Nude mice bearing Capan-1 tumors (all groups starting with 10 animals) were given a single treatment of ⁹⁰Y-hPAM4 IgG (50 μCi) on the same day treatment was initiated with irinotecan (13 μg, 7.5 μg SN-38 equivalents, twice weekly for 4 weeks), the specific (hRS7-SN-38; 0.5 mg/dose) or irrelevant (anti-CD20-SN-38; 0.5 mg/dose) conjugates given twice weekly for 4 weeks.

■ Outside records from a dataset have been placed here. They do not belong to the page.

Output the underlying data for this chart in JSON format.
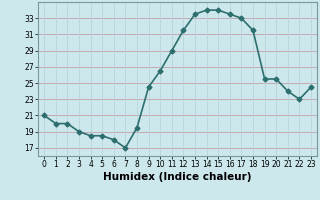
{
  "x": [
    0,
    1,
    2,
    3,
    4,
    5,
    6,
    7,
    8,
    9,
    10,
    11,
    12,
    13,
    14,
    15,
    16,
    17,
    18,
    19,
    20,
    21,
    22,
    23
  ],
  "y": [
    21,
    20,
    20,
    19,
    18.5,
    18.5,
    18,
    17,
    19.5,
    24.5,
    26.5,
    29,
    31.5,
    33.5,
    34,
    34,
    33.5,
    33,
    31.5,
    25.5,
    25.5,
    24,
    23,
    24.5
  ],
  "line_color": "#2d6e6e",
  "marker": "D",
  "marker_size": 2.5,
  "bg_color": "#cce8ec",
  "hgrid_color": "#c4a0a8",
  "vgrid_color": "#b8d4d8",
  "xlabel": "Humidex (Indice chaleur)",
  "xlim": [
    -0.5,
    23.5
  ],
  "ylim": [
    16,
    35
  ],
  "yticks": [
    17,
    19,
    21,
    23,
    25,
    27,
    29,
    31,
    33
  ],
  "xticks": [
    0,
    1,
    2,
    3,
    4,
    5,
    6,
    7,
    8,
    9,
    10,
    11,
    12,
    13,
    14,
    15,
    16,
    17,
    18,
    19,
    20,
    21,
    22,
    23
  ],
  "tick_fontsize": 5.5,
  "xlabel_fontsize": 7.5,
  "line_width": 1.2
}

Figure 3. RAIT, ADC, and GEM combination therapy

Nude mice bearing Capan-1 tumors (all groups started with 10 animals) were given a single treatment of ⁹⁰Y-hPAM4 IgG (75 μCi/50 μg) with GEM at the doses indicated once weekly for 3 weeks starting 2 days after the ⁹⁰Y-hPAM4 treatment or with GEM plus the hRS7-SN-38 IgG conjugate (0.5 mg/dose, twice weekly for 4 weeks) that was initiated 2 h prior to the RAIT treatment.

Figure 4. RAIT and ADC combination therapy targeting the same antigen

Nude mice bearing Capan-1 tumors were treated with ⁹⁰Y-hPAM4 IgG alone (75 μCi/50 μg), hPAM4-SN-38 IgG (0.5 mg/dose, twice weekly for 4 weeks) alone, or they were given both treatments either on the same day (ADC given 2 h before RAIT) or delaying ADC treatment initiation for 1 week after RAIT.

Figure 5. Combination therapy in nude mice bearing the BxPC-3 human pancreatic cancer cell line

Animals were given treatments of ⁹⁰Y-hPAM4 IgG or the ⁹⁰Y-labeled irrelevant anti-CD20 IgG alone (75 μCi/50 μg) or in combination with irinotecan (13 μg, twice weekly for 4 weeks), the specific hRS7-SN-38 IgG or the irrelevant anti-CD20-SN-38 conjugate (ADC given twice weekly for 4 weeks, 0.5 mg/dose).